The Ordos Basin of Inner Mongolia, China is considered an important record of the Early Cretaceous fauna of the country. During the 1980s, the Sino-Canadian Dinosaur Project carried out expeditions into the region and published numerous studies on dinosaurs and turtles found by the project. In addition to these remains, a 1993 study referenced the existence of pterosaurs fossils from the region. Dedicated research on these pterosaurs, however, failed to materialize, leaving an absence of definitive evidence of their presence. Years later, Ji Shu-an would discover new pterosaur fossils in the region. The first of these was a jawbone that was named by Ji in 2020 as Ordosipterus. The second was discovered near Zhaoshao Village, Mukainaoer Town; though little of the geologic strata was exposed and a lack of geologic landmarks was noted at the locality, the site is thought to belong to the middle section of the Luohandong Formation of the Zhidan Group.

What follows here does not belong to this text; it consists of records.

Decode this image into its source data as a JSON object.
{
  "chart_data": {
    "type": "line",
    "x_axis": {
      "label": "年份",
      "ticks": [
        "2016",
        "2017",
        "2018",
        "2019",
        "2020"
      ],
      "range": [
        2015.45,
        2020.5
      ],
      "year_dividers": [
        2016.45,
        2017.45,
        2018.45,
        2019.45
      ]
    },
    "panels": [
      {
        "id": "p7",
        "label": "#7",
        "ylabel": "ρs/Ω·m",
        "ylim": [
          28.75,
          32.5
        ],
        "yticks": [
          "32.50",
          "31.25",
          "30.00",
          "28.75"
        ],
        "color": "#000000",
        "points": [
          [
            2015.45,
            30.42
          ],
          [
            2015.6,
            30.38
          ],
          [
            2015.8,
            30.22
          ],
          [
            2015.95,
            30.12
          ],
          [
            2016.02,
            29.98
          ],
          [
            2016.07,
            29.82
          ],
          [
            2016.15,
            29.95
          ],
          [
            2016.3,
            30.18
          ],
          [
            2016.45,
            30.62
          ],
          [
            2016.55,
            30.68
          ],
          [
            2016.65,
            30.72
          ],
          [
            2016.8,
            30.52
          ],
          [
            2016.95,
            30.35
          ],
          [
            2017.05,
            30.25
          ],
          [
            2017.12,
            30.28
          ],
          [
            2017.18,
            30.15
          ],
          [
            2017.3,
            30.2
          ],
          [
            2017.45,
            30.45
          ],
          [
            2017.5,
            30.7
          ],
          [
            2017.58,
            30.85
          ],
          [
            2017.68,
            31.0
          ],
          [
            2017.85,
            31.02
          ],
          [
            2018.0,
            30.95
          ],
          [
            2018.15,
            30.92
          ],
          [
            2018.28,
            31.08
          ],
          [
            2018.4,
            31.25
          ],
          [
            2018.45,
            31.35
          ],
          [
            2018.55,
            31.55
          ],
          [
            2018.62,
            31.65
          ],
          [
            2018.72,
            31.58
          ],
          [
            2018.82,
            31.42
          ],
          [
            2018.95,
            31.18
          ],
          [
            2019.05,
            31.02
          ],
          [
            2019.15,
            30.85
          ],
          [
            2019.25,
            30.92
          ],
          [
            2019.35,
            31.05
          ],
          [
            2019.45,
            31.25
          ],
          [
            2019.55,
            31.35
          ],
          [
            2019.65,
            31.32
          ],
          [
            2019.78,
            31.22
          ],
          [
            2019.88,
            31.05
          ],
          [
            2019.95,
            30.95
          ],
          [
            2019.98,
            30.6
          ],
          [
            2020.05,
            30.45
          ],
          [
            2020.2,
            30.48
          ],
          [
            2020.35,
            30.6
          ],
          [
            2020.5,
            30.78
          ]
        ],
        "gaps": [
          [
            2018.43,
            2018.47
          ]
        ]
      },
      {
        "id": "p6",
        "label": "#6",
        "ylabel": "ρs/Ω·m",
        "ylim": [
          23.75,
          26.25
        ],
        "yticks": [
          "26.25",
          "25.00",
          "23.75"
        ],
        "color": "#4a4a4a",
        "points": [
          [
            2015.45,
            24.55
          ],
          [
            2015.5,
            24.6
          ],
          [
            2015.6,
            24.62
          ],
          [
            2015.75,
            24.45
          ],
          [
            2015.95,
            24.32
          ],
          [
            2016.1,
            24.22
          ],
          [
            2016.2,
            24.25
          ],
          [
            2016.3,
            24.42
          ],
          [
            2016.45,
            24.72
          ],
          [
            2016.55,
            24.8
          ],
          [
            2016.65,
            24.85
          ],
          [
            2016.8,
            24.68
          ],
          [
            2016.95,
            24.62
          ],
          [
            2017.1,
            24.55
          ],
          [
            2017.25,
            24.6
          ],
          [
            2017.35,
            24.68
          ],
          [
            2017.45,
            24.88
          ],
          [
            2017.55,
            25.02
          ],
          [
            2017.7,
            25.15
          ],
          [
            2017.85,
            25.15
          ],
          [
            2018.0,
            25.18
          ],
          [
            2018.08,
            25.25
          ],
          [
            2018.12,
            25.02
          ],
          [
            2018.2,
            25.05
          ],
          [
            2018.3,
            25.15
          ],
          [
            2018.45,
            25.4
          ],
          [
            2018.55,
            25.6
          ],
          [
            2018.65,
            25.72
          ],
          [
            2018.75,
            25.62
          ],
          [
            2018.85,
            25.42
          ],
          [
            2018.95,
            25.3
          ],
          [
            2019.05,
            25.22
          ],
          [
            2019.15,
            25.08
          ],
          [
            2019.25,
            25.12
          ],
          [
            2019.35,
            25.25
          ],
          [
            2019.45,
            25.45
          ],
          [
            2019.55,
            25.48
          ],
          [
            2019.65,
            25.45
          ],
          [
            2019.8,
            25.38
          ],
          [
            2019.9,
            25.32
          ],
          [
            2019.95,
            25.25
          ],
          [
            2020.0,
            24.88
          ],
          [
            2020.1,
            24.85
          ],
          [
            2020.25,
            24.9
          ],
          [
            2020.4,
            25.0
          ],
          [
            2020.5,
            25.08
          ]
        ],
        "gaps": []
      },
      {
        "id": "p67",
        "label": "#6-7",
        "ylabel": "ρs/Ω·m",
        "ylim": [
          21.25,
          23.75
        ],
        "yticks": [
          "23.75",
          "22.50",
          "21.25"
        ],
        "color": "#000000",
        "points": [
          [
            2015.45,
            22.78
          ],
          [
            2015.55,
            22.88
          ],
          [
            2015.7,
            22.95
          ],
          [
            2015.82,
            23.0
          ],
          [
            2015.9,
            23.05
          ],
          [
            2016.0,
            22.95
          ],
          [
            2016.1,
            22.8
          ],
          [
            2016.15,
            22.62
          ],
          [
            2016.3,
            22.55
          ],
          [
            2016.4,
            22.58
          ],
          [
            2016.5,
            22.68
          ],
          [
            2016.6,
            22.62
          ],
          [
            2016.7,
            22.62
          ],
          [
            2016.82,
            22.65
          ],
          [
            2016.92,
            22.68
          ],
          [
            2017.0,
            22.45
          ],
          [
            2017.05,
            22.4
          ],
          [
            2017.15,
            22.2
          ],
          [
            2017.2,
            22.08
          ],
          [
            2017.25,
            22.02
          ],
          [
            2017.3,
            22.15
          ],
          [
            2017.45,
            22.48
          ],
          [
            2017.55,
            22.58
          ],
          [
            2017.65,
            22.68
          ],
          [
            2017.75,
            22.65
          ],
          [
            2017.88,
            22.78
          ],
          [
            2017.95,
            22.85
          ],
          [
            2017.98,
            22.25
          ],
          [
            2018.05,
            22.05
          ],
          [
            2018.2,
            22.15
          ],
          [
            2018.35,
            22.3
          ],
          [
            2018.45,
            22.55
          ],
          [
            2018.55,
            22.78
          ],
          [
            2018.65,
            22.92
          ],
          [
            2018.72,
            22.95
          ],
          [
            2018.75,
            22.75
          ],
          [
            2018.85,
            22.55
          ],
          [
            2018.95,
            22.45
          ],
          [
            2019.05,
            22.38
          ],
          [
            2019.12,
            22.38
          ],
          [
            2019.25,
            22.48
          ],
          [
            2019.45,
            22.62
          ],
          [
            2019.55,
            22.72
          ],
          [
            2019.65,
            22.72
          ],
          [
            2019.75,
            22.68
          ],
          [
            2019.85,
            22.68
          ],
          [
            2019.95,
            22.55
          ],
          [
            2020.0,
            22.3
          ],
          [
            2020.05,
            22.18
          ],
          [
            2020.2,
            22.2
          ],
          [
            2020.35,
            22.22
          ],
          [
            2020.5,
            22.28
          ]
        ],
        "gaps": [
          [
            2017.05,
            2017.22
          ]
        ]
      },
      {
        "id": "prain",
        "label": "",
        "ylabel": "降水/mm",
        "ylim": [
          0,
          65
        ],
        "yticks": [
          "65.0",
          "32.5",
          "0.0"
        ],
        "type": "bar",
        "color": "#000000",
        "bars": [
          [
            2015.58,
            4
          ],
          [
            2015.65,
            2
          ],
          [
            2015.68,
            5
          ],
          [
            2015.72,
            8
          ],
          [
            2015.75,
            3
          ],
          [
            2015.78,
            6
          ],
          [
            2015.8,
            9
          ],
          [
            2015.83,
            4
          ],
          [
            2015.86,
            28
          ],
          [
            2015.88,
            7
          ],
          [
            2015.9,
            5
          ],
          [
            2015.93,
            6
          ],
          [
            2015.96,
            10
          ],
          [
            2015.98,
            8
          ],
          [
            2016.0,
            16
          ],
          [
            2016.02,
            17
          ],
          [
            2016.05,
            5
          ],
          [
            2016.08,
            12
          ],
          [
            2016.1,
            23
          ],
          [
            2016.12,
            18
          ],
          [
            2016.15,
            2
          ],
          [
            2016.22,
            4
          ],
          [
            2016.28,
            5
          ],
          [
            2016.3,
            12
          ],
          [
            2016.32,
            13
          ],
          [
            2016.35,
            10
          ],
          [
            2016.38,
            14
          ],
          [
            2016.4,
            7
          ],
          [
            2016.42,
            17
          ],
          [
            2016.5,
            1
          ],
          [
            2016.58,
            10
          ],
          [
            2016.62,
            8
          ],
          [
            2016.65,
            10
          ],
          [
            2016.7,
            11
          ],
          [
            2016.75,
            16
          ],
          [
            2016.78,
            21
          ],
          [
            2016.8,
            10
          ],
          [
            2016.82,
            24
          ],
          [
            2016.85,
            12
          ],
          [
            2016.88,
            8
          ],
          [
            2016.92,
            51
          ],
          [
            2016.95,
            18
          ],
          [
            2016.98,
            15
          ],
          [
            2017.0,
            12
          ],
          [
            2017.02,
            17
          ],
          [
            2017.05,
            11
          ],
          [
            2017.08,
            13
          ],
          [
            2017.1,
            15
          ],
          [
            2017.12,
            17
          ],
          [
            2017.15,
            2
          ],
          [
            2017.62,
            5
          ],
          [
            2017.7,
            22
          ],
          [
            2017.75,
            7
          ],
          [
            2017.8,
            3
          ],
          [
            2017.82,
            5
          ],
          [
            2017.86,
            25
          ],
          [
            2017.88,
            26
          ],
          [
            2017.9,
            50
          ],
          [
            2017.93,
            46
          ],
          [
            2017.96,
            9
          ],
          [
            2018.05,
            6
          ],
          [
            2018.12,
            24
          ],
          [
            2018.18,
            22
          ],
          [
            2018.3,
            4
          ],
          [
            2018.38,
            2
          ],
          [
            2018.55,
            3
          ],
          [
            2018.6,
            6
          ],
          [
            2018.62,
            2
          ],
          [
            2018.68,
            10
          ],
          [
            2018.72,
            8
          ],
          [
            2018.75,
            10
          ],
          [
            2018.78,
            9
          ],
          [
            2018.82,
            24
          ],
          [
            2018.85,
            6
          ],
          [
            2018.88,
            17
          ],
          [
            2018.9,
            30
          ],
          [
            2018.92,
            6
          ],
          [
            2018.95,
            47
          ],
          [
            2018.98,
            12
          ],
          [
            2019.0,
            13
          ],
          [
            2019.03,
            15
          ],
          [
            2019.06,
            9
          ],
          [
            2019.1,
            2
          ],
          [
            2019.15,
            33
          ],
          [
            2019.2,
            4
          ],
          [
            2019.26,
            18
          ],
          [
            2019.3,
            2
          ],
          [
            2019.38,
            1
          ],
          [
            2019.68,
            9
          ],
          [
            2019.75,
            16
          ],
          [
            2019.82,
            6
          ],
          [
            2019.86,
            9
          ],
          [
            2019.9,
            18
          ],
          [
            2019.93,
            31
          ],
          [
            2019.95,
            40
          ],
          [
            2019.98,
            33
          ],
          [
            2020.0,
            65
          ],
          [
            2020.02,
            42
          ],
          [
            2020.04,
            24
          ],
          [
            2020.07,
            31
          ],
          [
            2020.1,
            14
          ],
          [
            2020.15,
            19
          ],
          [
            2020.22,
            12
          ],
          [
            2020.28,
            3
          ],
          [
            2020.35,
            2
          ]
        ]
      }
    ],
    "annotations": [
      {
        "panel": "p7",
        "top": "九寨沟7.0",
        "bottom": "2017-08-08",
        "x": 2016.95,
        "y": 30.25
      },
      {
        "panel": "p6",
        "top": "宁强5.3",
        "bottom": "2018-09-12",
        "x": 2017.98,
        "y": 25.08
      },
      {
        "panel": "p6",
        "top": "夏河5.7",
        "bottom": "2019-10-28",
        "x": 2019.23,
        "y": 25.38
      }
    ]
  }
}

Later in November of 2020, the second jaw was named by Ji and Zhang Lifu as the new genus and species Otogopterus haoae. The generic name Otogopterus refers to the Otog Banner locality, where it was discovered, while the specific name haoae honours palaeontologist Hao Yichun, who contributed greatly to research of the stratigraphy of the region. The name bearing and only known specimen is a 9.8 cm long dentary bone. It was identified as a member of the family Ctenochasmatidae.

==Description==
Ctenochasmatid pterosaurs such as Otogopterus are known for their long snouts and elongate teeth arranged in a wide variety of different ways across various taxa. Otogopterus in particular possesses a very thin, elongate snout that is extraordinarily straight along the preserved portion. A unique combination of features distinguishes the taxon from other ctenochasmids. One of the most overt features are the ridges along its dentary. The sides of the bone each possess a prominent ridge that separates the edges into an upper and lower portion. The lower portions come together into an additional large ridge along the central bottom edge of the bone. The upper portion possessed at least 23 pairs of tooth sockets. Each socket was circular, with the distance between them equal to half a socket in width and three sockets per 1 cm along the jaw in a straight line. Unlike in some other ctenochasmids such as Gnathosaurus, the tooth sockets do not appear to change in size along the length of the jaw. Though the teeth themselves are unknown, the placement and inner orientation of the sockets indicate they would have pointed forward and outward.

==Palaeoecology==
The environment in which the only known specimen of Otogopterus was preserved is thought to have characterized by braided rivers.